Яркий свет фар резанул по первой шеренге. Гурьев зажмурился и открыл глаза, лишь расслышав сквозь фырканье «уазика» голоса ротного и комбата.
– Первая рота, смирно! Отставить. Все знаю. – Комбат был крепок, невысок. Из-под капюшона плащ-палатки поблескивали насмешливые цепкие глаза. – В бою смоете позор свой. Думаю, что не подведете. Офицеров прошу подойти ко мне.
Комбат любил в «войну» играть всерьез, хотя и делал это с усмешкой. На стрельбах он командовал: «По ненавистному врагу…» Замполита называл комиссаром.
Гурьев видел, как комбат расстегнул планшет и что-то показывал на карте, над которой лейтенант Бруев держал фонарик. «Самое время покурить», – послышался за спиной Гурьева голос Кошкина, пулеметчика из второго отделения. Гурьев знал, что комбат не курит, а «сытый голодному не товарищ»…
Он не успел додумать. Ротный скомандовал: «Бегом, марш!» «И-и… аллюр «три креста». Десантник – три минуты орел, остальное время лошадь», – вспомнил Гурьев популярную поговорку. Ремень на нем был затянут настолько, чтобы не тер, не давил, но и не болтался. Ремень десантника – это целый багаж. На нем – шлем, штык-нож, подсумок с магазинами и гранатами, саперная лопатка, котелок и фляга с водой.
Бежать было легко и весело. Бег согревал промокших и озябших солдат. Дождь уже прекратился, над горами наметился белый шрам рассвета.
Уже два месяца Гурьев занимал должность замкомвзвода. Звание сержанта ему присвоили второго августа, в День воздушно-десантных войск. Должность не обременяла. Гурьев любил своих парней. И сейчас, чувствуя за собой дыхание двух десятков разгоряченных глоток, внутренне радовался, потому что верил в каждого из своих товарищей.
– Сербин, Кутузов – дозорные. Туз, Кошкин – наблюдатели за воздухом!
Рота выбежала на сопку, усыпанную маками. Их багряные, усеянные росой лепестки еще не совсем распустились, и тяжелые сапоги десантников безжалостно давили эту кровавую красоту. Кто-то на бегу срывал мокрые цветки и втыкал под кокарду. «Красное на голубом. Красиво, – подумалось. – Тут бы упасть да подышать, но ротный скуп на передышки. А сейчас, после задержки, их и вовсе не жди. Эх, Корнышев, Корнышев, из-за одного «храбреца» вся рота отдувается».
Гурьев прислушивался к хриплому дыханию бегущих.

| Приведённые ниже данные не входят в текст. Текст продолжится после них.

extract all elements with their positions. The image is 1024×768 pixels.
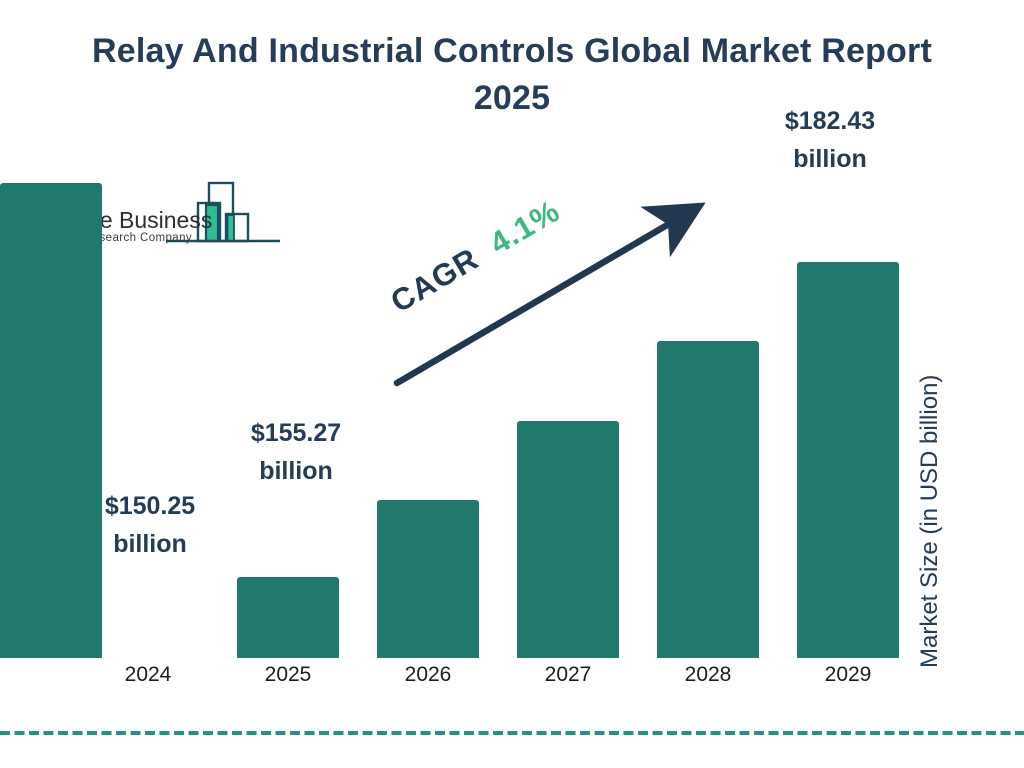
bar (797, 262, 899, 658)
logo-name-line2: Research Company (84, 232, 192, 244)
page-title: Relay And Industrial Controls Global Mar… (92, 32, 932, 117)
y-axis-label: Market Size (in USD billion) (916, 374, 943, 668)
value-unit: billion (793, 145, 867, 173)
x-tick-2026: 2026 (404, 663, 452, 686)
growth-arrow-icon (393, 202, 706, 387)
value-amount: $150.25 (104, 492, 196, 520)
logo-bars-icon: The Business Research Company (73, 181, 280, 244)
value-label-2025: $155.27 billion (226, 414, 366, 490)
value-amount: $155.27 (250, 419, 342, 447)
bottom-dashed-divider (0, 731, 1024, 735)
x-tick-2028: 2028 (684, 663, 732, 686)
bar (377, 500, 479, 658)
x-tick-2027: 2027 (544, 663, 592, 686)
value-amount: $182.43 (784, 107, 876, 135)
bar (0, 183, 102, 658)
bar (237, 577, 339, 658)
value-label-2024: $150.25 billion (80, 487, 220, 563)
bar (657, 341, 759, 658)
x-tick-2029: 2029 (824, 663, 872, 686)
bar (517, 421, 619, 658)
value-unit: billion (113, 530, 187, 558)
value-unit: billion (259, 457, 333, 485)
x-tick-2024: 2024 (124, 663, 172, 686)
value-label-2029: $182.43 billion (760, 102, 900, 178)
company-logo: The Business Research Company (68, 172, 288, 250)
x-tick-2025: 2025 (264, 663, 312, 686)
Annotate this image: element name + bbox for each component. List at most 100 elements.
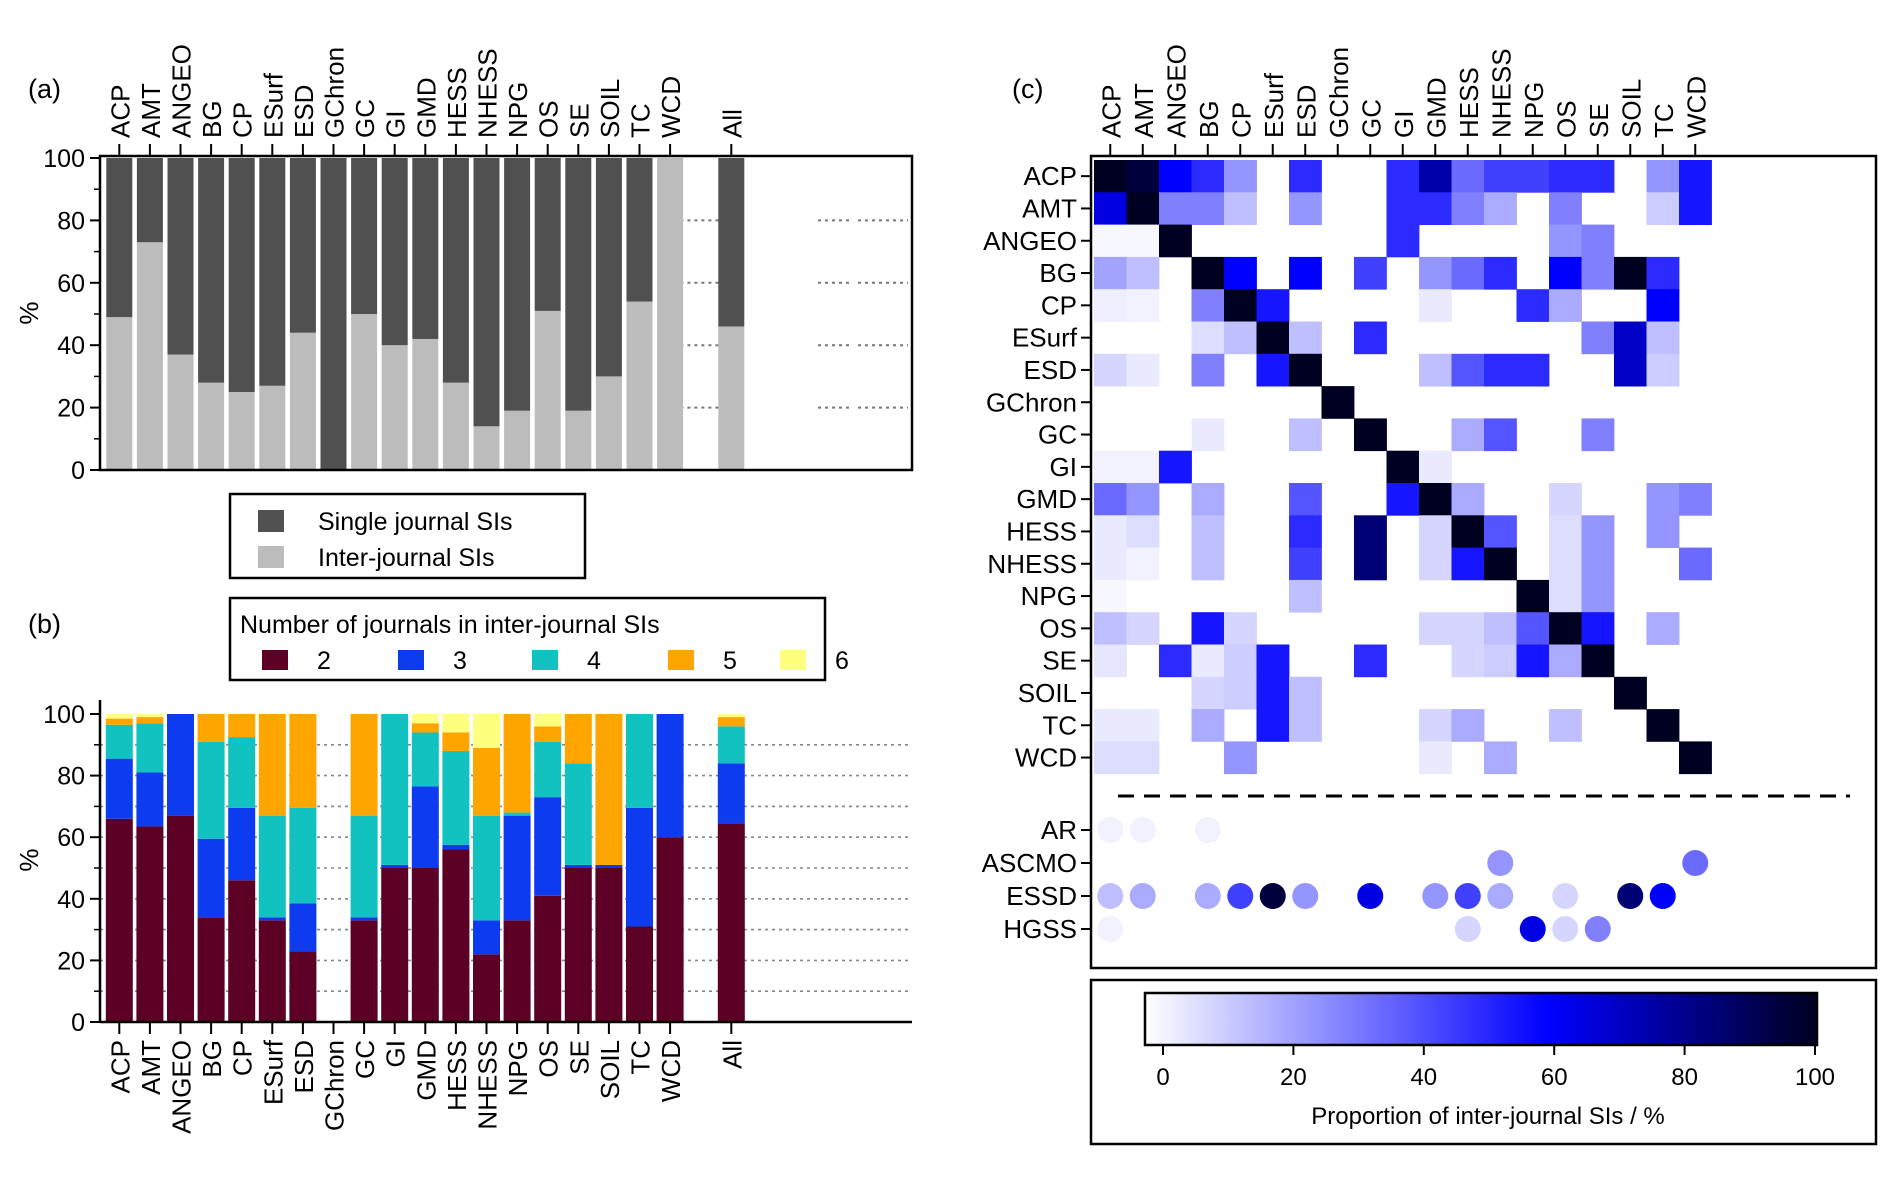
cell-nhess-nhess [1484, 547, 1517, 581]
cell-se-angeo [1159, 644, 1192, 678]
dot-hgss-se [1584, 916, 1611, 942]
cell-amt-tc [1646, 192, 1680, 225]
bar-inter-journal-sis-npg [504, 410, 531, 470]
bar-single-journal-sis-cp [228, 158, 255, 392]
bar-n4-npg [503, 812, 531, 816]
cell-hess-tc [1646, 515, 1680, 548]
bar-n5-acp [105, 718, 133, 725]
panel-b-xtick-label: NHESS [473, 1040, 503, 1130]
bar-inter-journal-sis-nhess [473, 426, 500, 470]
cell-tc-gmd [1419, 709, 1452, 742]
cell-amt-os [1549, 192, 1582, 225]
cell-esd-npg [1516, 353, 1550, 387]
panel-a-xtick-label: GMD [411, 77, 441, 138]
cell-acp-wcd [1679, 160, 1712, 193]
bar-n5-gmd [411, 723, 439, 733]
cell-tc-os [1549, 709, 1582, 742]
cell-bg-amt [1126, 256, 1160, 290]
cell-bg-hess [1451, 256, 1485, 290]
panel-c-col-label: BG [1194, 100, 1224, 138]
cell-bg-nhess [1484, 256, 1517, 290]
dot-essd-gmd [1422, 883, 1449, 909]
cell-npg-os [1549, 579, 1582, 613]
dot-essd-nhess [1487, 883, 1514, 909]
bar-inter-journal-sis-acp [106, 317, 133, 470]
panel-c-col-label: SOIL [1616, 79, 1646, 138]
cell-se-gc [1354, 644, 1387, 678]
cell-gc-se [1581, 418, 1615, 452]
panel-a-xtick-label: ANGEO [167, 44, 197, 138]
colorbar: 0 20 40 60 80 100 Proportion of inter-journal … [1089, 978, 1878, 1146]
panel-b-label: (b) [28, 609, 61, 639]
panel-b-xtick-label: GChron [320, 1040, 350, 1131]
cell-tc-hess [1451, 709, 1485, 742]
dot-essd-gc [1357, 883, 1384, 909]
cell-cp-gmd [1419, 289, 1452, 322]
cell-bg-gc [1354, 256, 1387, 290]
cell-gc-hess [1451, 418, 1485, 452]
cell-se-npg [1516, 644, 1550, 678]
cell-wcd-cp [1224, 741, 1257, 775]
panel-c-col-label: NHESS [1486, 48, 1516, 138]
legend-swatch-n6 [780, 650, 806, 670]
bar-single-journal-sis-bg [198, 158, 225, 383]
panel-a-xtick-label: CP [228, 102, 258, 138]
panel-c-row-label: HESS [1006, 516, 1077, 546]
bar-n3-esurf [258, 917, 286, 921]
bar-n3-amt [136, 772, 164, 827]
cell-hess-se [1581, 515, 1615, 548]
cell-gmd-esd [1289, 483, 1322, 516]
panel-a-xtick-label: All [717, 109, 747, 138]
legend-label-single-journal-sis: Single journal SIs [318, 508, 513, 536]
cell-os-npg [1516, 612, 1550, 645]
bar-n4-se [564, 763, 592, 865]
dot-hgss-acp [1097, 916, 1124, 942]
cell-gmd-gmd [1419, 483, 1452, 516]
panel-c-dotrow-label: ASCMO [982, 848, 1077, 878]
cell-cp-bg [1191, 289, 1225, 322]
cell-nhess-amt [1126, 547, 1160, 581]
dot-essd-os [1552, 883, 1579, 909]
cell-acp-se [1581, 160, 1615, 193]
bar-n2-nhess [473, 954, 500, 1022]
panel-c-col-label: GI [1389, 111, 1419, 138]
bar-n3-cp [228, 807, 256, 881]
legend-label-n3: 3 [453, 647, 467, 675]
panel-a-ylabel: % [14, 301, 44, 324]
bar-n2-bg [197, 917, 225, 1022]
panel-c-row-label: SOIL [1018, 678, 1077, 708]
dot-ar-bg [1194, 817, 1221, 843]
bar-inter-journal-sis-all [718, 326, 745, 470]
bar-single-journal-sis-hess [442, 158, 469, 383]
cell-acp-cp [1224, 160, 1257, 193]
cell-esd-gmd [1419, 353, 1452, 387]
panel-a-xtick-label: NPG [503, 82, 533, 138]
panel-a-xtick-label: GC [350, 99, 380, 138]
bar-n4-esd [289, 807, 317, 904]
cell-gc-nhess [1484, 418, 1517, 452]
bar-single-journal-sis-angeo [167, 158, 194, 355]
dot-ascmo-wcd [1682, 850, 1709, 876]
panel-b-ytick-label: 0 [71, 1009, 85, 1037]
panel-b-ytick-label: 60 [57, 824, 85, 852]
cell-cp-npg [1516, 289, 1550, 322]
cell-tc-acp [1094, 709, 1127, 742]
legend-swatch-n3 [398, 650, 424, 670]
bar-n2-hess [442, 849, 470, 1022]
panel-c-col-label: ANGEO [1161, 44, 1191, 138]
cell-cp-acp [1094, 289, 1127, 322]
cell-angeo-se [1581, 224, 1615, 258]
cell-angeo-angeo [1159, 224, 1192, 258]
legend-label-n2: 2 [317, 647, 331, 675]
panel-c-row-label: GMD [1016, 484, 1077, 514]
cell-os-cp [1224, 612, 1257, 645]
panel-c-row-label: GChron [986, 387, 1077, 417]
panel-b-xtick-label: ANGEO [167, 1040, 197, 1134]
bar-n5-soil [595, 714, 623, 865]
cell-soil-soil [1614, 676, 1647, 710]
dot-hgss-hess [1454, 916, 1481, 942]
bar-inter-journal-sis-gmd [412, 338, 439, 470]
cell-cp-cp [1224, 289, 1257, 322]
bar-single-journal-sis-amt [136, 158, 163, 243]
panel-a-ytick-label: 0 [71, 457, 85, 485]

Оглянулся и осмотрел взвод. Кошкин на бегу подтягивал ремень, Марюгин поправлял лопатку, нещадно колотившую по бедру. Березовский судорожными глотками пил из фляги отвар верблюжьей колючки. Гурьев приостановился, вырвал у него флягу.
– Я же предупреждал, как, когда и сколько нужно пить на марш-броске… Сейчас свалишься, и кто тебя тащить будет… Бегом марш!
Солнце поднималось и уже стало напоминать о своем азиатском коварстве. Пот градом лил со смуглых физиономий. На комбинезонах проступали темные маслянистые пятна, а сапоги покрывались белой, как мука, пылью. «Парни выдержат. На разведвыходе и не то выдерживали. Вот только молодняк: Паршин, Березовский, Колесников, Саидов. Пока бегут, хоть и дышат неровно. Но к полудню жара будет не меньше пятидесяти, что тогда? В нашем деле главное привычка. Вот Туз – еще и анекдоты травит».
– …едет… по пустыне ух-ху… пески-и… ух-ха… навстречу бедуин. «Товарищ бедуин, отсюда до моря далеко?» Ух-ха! «Километров шестьсот…» Ух! «Ничего себе… пляжик отгрохали…»
– Туз, отставить баланду! – твердо, но без строгости приказал лейтенант Бруев. Он знает, что шутка сейчас нужна. Люди бегут уже километров семнадцать-девятнадцать, устали, юмор поднимает настроение.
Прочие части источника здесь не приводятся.